Many of those who spoke at the public hearing called for a waiver of the work search requirement for seasonal businesses. Employees could be required to work at the same place for several years before getting the waiver or a business owner could verify that the employee is seasonal and will return in the spring.

At least one employer spoke about the other side of the work search requirement, where a business owner that is truly hiring receives dozens of applications from people who don’t want to be hired.

“We find the no-show for interviews at approximately 75 percent of these interviews. It’s an incredible waste of our time,” said a representative of an elderly caregiver business in Milwaukee.

“When this went into effect, our employees weren’t upset they had to do a job search, they were more upset that the job search they were doing was taking an opportunity away from someone else,” said a business owner from Eau Claire.

Joy Lang, owner of Jerry’s Flowers in Sister Bay, spoke for most seasonal businesses in Door County.

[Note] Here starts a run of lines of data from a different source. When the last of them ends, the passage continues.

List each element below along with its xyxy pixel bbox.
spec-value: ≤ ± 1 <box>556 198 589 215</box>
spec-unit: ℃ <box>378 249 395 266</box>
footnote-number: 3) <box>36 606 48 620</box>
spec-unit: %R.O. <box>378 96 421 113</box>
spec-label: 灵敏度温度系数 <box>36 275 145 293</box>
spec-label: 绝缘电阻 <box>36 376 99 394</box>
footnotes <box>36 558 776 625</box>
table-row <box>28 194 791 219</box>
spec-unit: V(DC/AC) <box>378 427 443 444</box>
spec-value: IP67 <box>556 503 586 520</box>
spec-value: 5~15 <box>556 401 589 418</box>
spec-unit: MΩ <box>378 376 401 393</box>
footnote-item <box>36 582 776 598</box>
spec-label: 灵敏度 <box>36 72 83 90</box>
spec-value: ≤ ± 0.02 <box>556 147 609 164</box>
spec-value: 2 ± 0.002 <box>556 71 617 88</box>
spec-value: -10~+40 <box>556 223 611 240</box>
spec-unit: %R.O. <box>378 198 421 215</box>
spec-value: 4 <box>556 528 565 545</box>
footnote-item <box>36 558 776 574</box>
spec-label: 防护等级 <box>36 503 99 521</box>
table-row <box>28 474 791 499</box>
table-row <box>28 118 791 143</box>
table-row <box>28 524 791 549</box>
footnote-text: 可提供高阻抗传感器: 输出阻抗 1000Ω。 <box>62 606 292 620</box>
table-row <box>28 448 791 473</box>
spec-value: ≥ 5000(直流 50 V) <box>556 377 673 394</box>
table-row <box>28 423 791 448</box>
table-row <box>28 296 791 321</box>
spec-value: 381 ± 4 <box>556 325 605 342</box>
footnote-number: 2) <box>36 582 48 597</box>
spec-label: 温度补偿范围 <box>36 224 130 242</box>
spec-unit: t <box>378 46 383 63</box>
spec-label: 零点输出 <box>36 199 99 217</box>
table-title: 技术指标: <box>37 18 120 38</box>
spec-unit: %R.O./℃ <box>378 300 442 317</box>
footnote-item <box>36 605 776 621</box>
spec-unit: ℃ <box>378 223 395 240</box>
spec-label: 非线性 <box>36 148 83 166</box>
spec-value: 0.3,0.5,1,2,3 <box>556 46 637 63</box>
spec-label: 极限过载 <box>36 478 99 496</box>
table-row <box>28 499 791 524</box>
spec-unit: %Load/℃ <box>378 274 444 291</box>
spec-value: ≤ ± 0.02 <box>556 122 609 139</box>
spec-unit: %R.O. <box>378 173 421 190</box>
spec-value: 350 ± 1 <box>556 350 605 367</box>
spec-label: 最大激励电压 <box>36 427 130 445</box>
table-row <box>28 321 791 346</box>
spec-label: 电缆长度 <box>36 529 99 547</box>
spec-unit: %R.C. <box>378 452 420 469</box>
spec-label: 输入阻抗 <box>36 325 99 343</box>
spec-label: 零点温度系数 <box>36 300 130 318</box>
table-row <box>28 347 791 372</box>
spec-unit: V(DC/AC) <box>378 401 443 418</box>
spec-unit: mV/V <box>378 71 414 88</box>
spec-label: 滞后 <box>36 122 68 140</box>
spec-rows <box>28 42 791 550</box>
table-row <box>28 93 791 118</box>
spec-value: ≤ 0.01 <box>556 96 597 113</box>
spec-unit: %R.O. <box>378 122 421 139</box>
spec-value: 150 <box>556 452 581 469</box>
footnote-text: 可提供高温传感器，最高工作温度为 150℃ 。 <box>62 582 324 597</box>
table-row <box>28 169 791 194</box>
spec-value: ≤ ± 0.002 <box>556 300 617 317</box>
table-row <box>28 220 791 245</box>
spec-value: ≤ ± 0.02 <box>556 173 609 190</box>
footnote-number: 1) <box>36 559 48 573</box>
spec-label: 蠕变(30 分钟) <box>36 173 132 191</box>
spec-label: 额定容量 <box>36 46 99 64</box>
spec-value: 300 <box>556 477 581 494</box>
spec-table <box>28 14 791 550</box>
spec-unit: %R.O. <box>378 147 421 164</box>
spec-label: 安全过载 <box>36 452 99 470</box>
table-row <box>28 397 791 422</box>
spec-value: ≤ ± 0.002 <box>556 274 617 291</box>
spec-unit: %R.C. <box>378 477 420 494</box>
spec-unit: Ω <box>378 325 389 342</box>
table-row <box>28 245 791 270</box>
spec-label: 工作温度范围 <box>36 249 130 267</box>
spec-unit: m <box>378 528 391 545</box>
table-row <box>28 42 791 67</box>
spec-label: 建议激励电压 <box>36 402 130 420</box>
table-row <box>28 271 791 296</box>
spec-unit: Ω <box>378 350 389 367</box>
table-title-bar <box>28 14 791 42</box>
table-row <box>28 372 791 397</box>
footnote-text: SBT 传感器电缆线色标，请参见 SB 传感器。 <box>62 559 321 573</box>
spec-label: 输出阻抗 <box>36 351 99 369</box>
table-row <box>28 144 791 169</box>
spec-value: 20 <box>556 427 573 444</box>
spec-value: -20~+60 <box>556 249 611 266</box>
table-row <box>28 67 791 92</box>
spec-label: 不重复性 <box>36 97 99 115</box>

“I too had 20- and 25-year employees, my employees were my family,” said Lang. She explained that the work search requirements discouraged her employees. Few places in Door County are hiring in the winter, making it hard to even find places to apply to. Meanwhile, in the tight-knit Door County community, other employers know that these applications are not legitimate. It took only one year of the work search requirements to uproot that Jerry’s Flowers family.

“Three key employees out of seven all quit March 1st,” said Lang. “They were all quitting to start their own businesses.”

The next meeting of the Unemployment Insurance Advisory Council is Jan. 19, 2017, in Madison. The council typically publishes reports recommending changes in March or April.